OK, I hear you saying “well, why don’t you take that $200 and feed little Maria rather than worrying about where your skinny butt is going to sit for lunch?” Maybe in the next lifetime I’ll achieve that level of sainthood, but I’m just not there yet. I am not about to “give all that I have to the poor” and I don’t expect you, dear reader, to do so, either. Anyway, what would the poor do with Aunt Winifred’s china? It’s a service for 24, and that’s a lot to truck around in a shopping cart all day, even if they discarded the turkey platter and the soup tureen. And that’s not to even mention my extensive (definitive even) collection of pictures of decorated Victorian bathtubs. That would just be a burden to the poor, I’m certain. It would raise discontent, and unreasonable expectations in people who don’t even own a bathtub and might not know how to use one if they did.

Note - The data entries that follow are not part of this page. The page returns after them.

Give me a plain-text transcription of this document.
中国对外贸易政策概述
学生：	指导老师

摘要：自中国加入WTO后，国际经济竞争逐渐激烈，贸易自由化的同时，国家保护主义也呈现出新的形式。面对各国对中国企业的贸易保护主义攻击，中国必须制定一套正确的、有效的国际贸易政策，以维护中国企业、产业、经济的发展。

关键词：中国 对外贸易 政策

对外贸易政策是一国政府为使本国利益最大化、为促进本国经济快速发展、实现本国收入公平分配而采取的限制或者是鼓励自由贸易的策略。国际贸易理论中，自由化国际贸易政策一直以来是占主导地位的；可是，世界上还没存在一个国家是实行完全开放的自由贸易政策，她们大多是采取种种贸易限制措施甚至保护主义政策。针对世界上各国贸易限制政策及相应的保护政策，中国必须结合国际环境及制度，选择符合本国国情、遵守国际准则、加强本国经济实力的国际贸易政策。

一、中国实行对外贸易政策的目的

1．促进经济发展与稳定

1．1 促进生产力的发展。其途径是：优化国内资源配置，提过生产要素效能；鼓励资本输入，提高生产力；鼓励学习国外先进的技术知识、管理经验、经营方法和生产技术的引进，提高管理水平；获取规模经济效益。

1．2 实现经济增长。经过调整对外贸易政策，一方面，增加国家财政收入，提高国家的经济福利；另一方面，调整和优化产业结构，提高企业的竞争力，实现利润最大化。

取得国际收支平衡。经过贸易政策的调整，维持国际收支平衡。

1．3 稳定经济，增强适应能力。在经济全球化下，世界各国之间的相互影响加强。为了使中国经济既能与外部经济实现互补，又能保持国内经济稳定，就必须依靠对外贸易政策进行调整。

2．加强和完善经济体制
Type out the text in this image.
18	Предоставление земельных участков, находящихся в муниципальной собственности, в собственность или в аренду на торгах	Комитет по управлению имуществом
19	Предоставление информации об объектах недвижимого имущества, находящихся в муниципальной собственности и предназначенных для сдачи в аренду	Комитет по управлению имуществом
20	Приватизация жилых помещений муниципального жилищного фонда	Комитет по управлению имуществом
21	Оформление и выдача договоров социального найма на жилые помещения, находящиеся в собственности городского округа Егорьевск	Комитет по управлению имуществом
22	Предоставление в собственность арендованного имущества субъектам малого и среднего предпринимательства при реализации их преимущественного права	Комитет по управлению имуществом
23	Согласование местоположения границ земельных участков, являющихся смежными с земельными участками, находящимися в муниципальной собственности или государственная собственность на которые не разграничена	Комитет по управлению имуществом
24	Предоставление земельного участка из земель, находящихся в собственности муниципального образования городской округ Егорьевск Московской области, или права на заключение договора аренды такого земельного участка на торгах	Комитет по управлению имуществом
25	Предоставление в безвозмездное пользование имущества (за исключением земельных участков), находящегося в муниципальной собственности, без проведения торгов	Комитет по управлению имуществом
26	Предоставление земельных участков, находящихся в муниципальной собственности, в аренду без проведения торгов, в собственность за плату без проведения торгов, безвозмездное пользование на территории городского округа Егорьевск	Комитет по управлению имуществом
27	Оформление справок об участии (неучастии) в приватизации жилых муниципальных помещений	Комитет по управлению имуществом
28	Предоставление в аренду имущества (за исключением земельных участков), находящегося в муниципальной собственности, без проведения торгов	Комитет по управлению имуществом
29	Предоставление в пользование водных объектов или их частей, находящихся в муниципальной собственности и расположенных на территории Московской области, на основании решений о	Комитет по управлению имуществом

While we can’t do more than throw a bone to little Maria or to the shopping cart people, there is an area of “charity” we as LGBT people, friends and family really do need to take seriously. I put the word charity in quotes because it really isn’t charity any more than my $200 to the Met is. It is self-interest, it is survival. I refer to our LGBT organizations that are presently fighting a constant battle against the Trump assaults on our civil rights. In previous essays on this subject, I have often quoted Ben Franklin’s words to the Continental Congress during the Revolution: “gentlemen, if we do not all hang together we shall most assuredly all hang separately.” I will no doubt repeat them again and again because they have never been more relevant than now.
The latest mean, unnecessary move by Trump — a completely bogus attack on transgender people — is a striking example of what we face. Bit by bit, Trump and his fanatic, fundamentalist, fascist base are trying to eat away at everything our long struggle for equality has accomplished. We may be tired of fighting and tired of giving, but as long as we are under attack, we have still not done enough. We could send out our own photos of winsome kids, only our little Maria wouldn’t be starving; she’d be contemplating suicide because she’s transgender, and the powers in the land have told her she doesn’t exist, or she’s gay and some jerk like Chris Smith has told her that her rights “aren’t human rights.” Yes, Smith said that. We don’t have to send out such photos however, because we all know such kids are very real. You may well have been one yourself.
For our own survival, and most of all, for that kid, we each need to work as hard as we can and give all that we can in unity with all our brothers and sisters in this dark time of increasing peril. The odds are against us.
We may be defeated. But if we are, at least let it not be due to our own selfishness and parsimony. Let us nail the rainbow flag — to the mast and sail into the storm with a full crew. There is nothing else we can do if we are to have a chance of victory.
Toby Grace is Editor Emeritus of Out In Jersey magazine.